A Polícia Civil de São Carlos, no interior de São Paulo, investiga a morte de Ana Paula de Oliveira, de 45 anos, cadeirante desde a infância, encontrada enrolada em um lençol às margens da rodovia SP-215, na última sexta-feira (17). O corpo foi achado entre lixo e entulho, nos fundos do bairro Presidente Collor.
Segundo familiares, Ana Paula havia desaparecido três dias antes e era conhecida por ser independente, apesar da deficiência.
A cadeira de rodas e o celular da vítima não foram localizados, o que reforça a suspeita de homicídio. A família cobra justiça e afirma que ela não teria condições de se deslocar ou se enrolar sozinha.
O caso foi registrado como morte suspeita e é apurado pelo 2º Distrito Policial de São Carlos.

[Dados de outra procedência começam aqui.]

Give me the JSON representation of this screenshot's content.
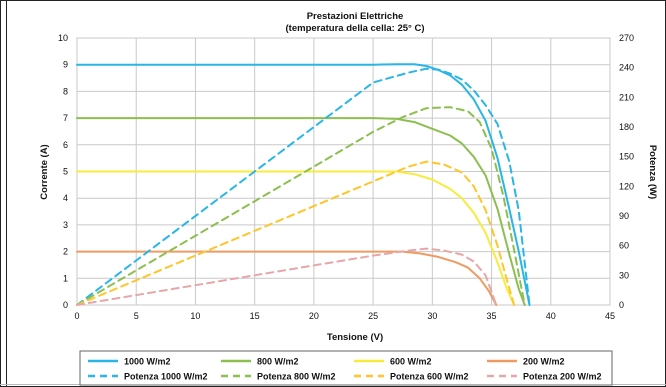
{
  "chart_data": {
    "type": "line",
    "title": "Prestazioni Elettriche",
    "subtitle": "(temperatura della cella: 25° C)",
    "xlabel": "Tensione (V)",
    "ylabel": "Corrente (A)",
    "y2label": "Potenza (W)",
    "xlim": [
      0,
      45
    ],
    "ylim": [
      0,
      10
    ],
    "y2lim": [
      0,
      270
    ],
    "xticks": [
      "0",
      "5",
      "10",
      "15",
      "20",
      "25",
      "30",
      "35",
      "40",
      "45"
    ],
    "yticks": [
      "0",
      "1",
      "2",
      "3",
      "4",
      "5",
      "6",
      "7",
      "8",
      "9",
      "10"
    ],
    "y2ticks": [
      "0",
      "30",
      "60",
      "90",
      "120",
      "150",
      "180",
      "210",
      "240",
      "270"
    ],
    "grid": true,
    "legend_position": "bottom",
    "series": [
      {
        "name": "1000 W/m2",
        "axis": "left",
        "style": "solid",
        "color": "#29b6e6",
        "x": [
          0,
          5,
          10,
          15,
          20,
          25,
          27,
          28.5,
          29.5,
          30.5,
          31.5,
          32.5,
          33.5,
          34.5,
          35.5,
          36.5,
          37.3,
          38.2
        ],
        "y": [
          9.0,
          9.0,
          9.0,
          9.0,
          9.0,
          9.0,
          9.02,
          9.02,
          8.95,
          8.8,
          8.6,
          8.25,
          7.7,
          6.9,
          5.5,
          3.6,
          2.0,
          0
        ]
      },
      {
        "name": "800 W/m2",
        "axis": "left",
        "style": "solid",
        "color": "#8cbf4f",
        "x": [
          0,
          5,
          10,
          15,
          20,
          25,
          27,
          28.5,
          30,
          31.5,
          32.5,
          33.5,
          34.5,
          35.5,
          36.5,
          37.3,
          37.8
        ],
        "y": [
          7.0,
          7.0,
          7.0,
          7.0,
          7.0,
          7.0,
          6.97,
          6.85,
          6.6,
          6.35,
          6.05,
          5.55,
          4.85,
          3.6,
          1.9,
          0.6,
          0
        ]
      },
      {
        "name": "600 W/m2",
        "axis": "left",
        "style": "solid",
        "color": "#f7ec3c",
        "x": [
          0,
          5,
          10,
          15,
          20,
          25,
          27,
          28.5,
          30,
          31.5,
          32.5,
          33.5,
          34.5,
          35.5,
          36.3,
          36.9
        ],
        "y": [
          5.0,
          5.0,
          5.0,
          5.0,
          5.0,
          5.0,
          5.0,
          4.9,
          4.7,
          4.35,
          4.0,
          3.45,
          2.7,
          1.6,
          0.6,
          0
        ]
      },
      {
        "name": "200 W/m2",
        "axis": "left",
        "style": "solid",
        "color": "#ef9a62",
        "x": [
          0,
          5,
          10,
          15,
          20,
          25,
          27.5,
          29,
          30.5,
          32,
          33,
          34,
          34.8,
          35.4
        ],
        "y": [
          2.0,
          2.0,
          2.0,
          2.0,
          2.0,
          2.0,
          2.0,
          1.93,
          1.8,
          1.6,
          1.4,
          1.0,
          0.5,
          0
        ]
      },
      {
        "name": "Potenza 1000 W/m2",
        "axis": "right",
        "style": "dashed",
        "color": "#29b6e6",
        "x": [
          0,
          5,
          10,
          15,
          20,
          25,
          28,
          29.5,
          30.5,
          31.5,
          32.5,
          33.5,
          34.5,
          35.5,
          36.5,
          37.3,
          38.2
        ],
        "y": [
          0,
          45,
          90,
          135,
          180,
          225,
          235,
          239,
          238,
          234,
          228,
          217,
          202,
          183,
          145,
          95,
          0
        ]
      },
      {
        "name": "Potenza 800 W/m2",
        "axis": "right",
        "style": "dashed",
        "color": "#8cbf4f",
        "x": [
          0,
          5,
          10,
          15,
          20,
          25,
          27.5,
          29.5,
          31.5,
          33,
          34,
          35,
          36,
          37,
          37.8
        ],
        "y": [
          0,
          35,
          70,
          105,
          140,
          175,
          190,
          199,
          200,
          196,
          185,
          158,
          110,
          50,
          0
        ]
      },
      {
        "name": "Potenza 600 W/m2",
        "axis": "right",
        "style": "dashed",
        "color": "#ffc52a",
        "x": [
          0,
          5,
          10,
          15,
          20,
          25,
          28,
          29.5,
          31,
          32.5,
          33.5,
          34.5,
          35.5,
          36.3,
          36.9
        ],
        "y": [
          0,
          25,
          50,
          75,
          100,
          125,
          140,
          145,
          142,
          134,
          120,
          96,
          60,
          25,
          0
        ]
      },
      {
        "name": "Potenza 200 W/m2",
        "axis": "right",
        "style": "dashed",
        "color": "#e6a7a8",
        "x": [
          0,
          5,
          10,
          15,
          20,
          25,
          28,
          29.5,
          31,
          32.5,
          33.5,
          34.5,
          35.4
        ],
        "y": [
          0,
          10,
          20,
          30,
          40,
          50,
          55,
          57,
          55,
          51,
          44,
          30,
          0
        ]
      }
    ]
  }
}
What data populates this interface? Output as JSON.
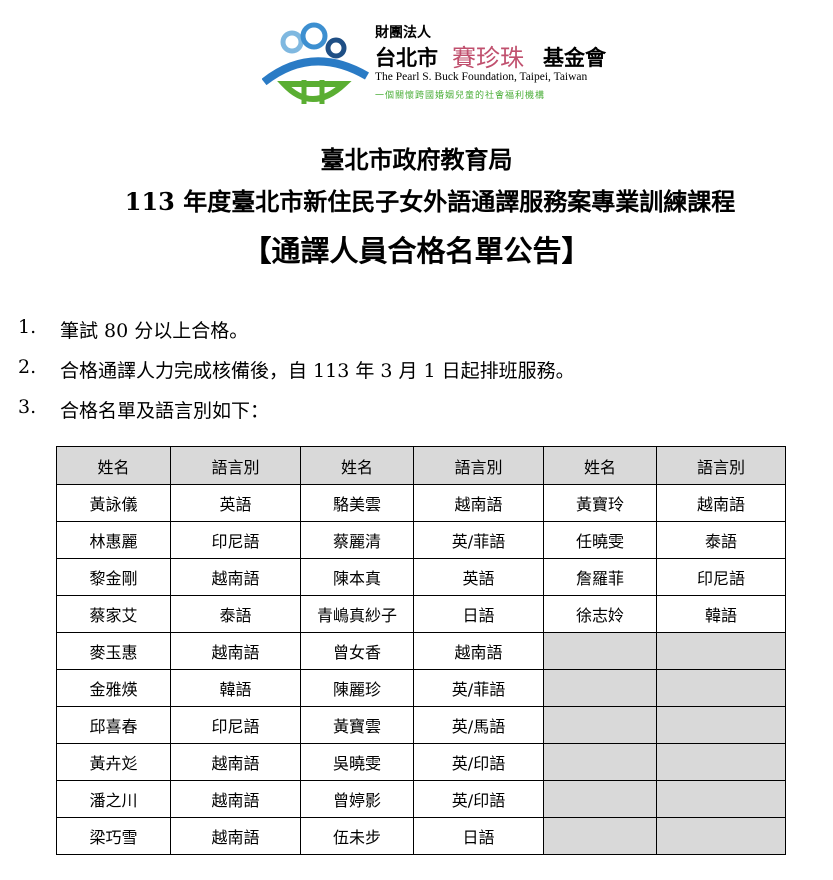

A Polícia Civil de São Carlos, no interior de São Paulo, apura as circunstâncias da morte de Ana Paula de Oliveira (foto em destaque), de 45 anos, cadeirante desde a infância, encontrada sem vida na manhã de sexta-feira (17) às margens da rodovia Professor Luís Augusto de Oliveira (SP-215), na zona sul da cidade. O corpo estava enrolado em um lençol, entre lixo e entulhos, nos fundos do bairro Presidente Collor.
Familiares reconheceram a vítima ainda no local. Segundo uma das irmãs, que preferiu não se identificar e foi entrevistada pelo portal São Carlos Agora, Ana Paula havia desaparecido na terça-feira anterior, mas o sumiço não preocupou a princípio, pois ela costumava se ausentar por alguns dias.
“Ela tinha esse costume, sumia dois, três dias e voltava. Por isso, não procuramos a polícia logo de início”, contou.
A irmã relatou que foi avisada sobre o achado por uma sobrinha.
“Minha filha me ligou dizendo que tinham encontrado o corpo de uma mulher perto da rodovia, quase na esquina de casa. Fui até lá e reconheci minha irmã pelo cabelo e pela roupa que ela usava quando desapareceu”, disse, emocionada.
Ana Paula era cadeirante desde os cinco anos de idade, em decorrência de paralisia infantil, e havia recebido recentemente uma nova cadeira de rodas — que, junto com o celular, não foi localizada.
“Ela nunca se separava do celular. A cadeira e o telefone sumiram. A polícia precisa descobrir o que aconteceu, foi muita crueldade”, lamentou a irmã.
Conhecida por ser independente e alegre, Ana Paula morava sozinha e realizava suas atividades sem ajuda. “Ela fazia tudo sozinha, limpava, saía, pegava ônibus. Era muito comunicativa e não tinha inimigos”, disse a familiar, reforçando que a vítima não teria condições físicas de se deslocar até o local ou se enrolar sozinha.
“Aquilo foi armado. Queremos justiça.”
O corpo foi encaminhado ao Instituto Médico Legal (IML) para determinar a causa da morte.
O caso foi registrado como morte suspeita e está sendo investigado pelo 2º Distrito Policial de São Carlos. O sepultamento ocorreu no sábado (18), no Cemitério Nossa Senhora do Carmo.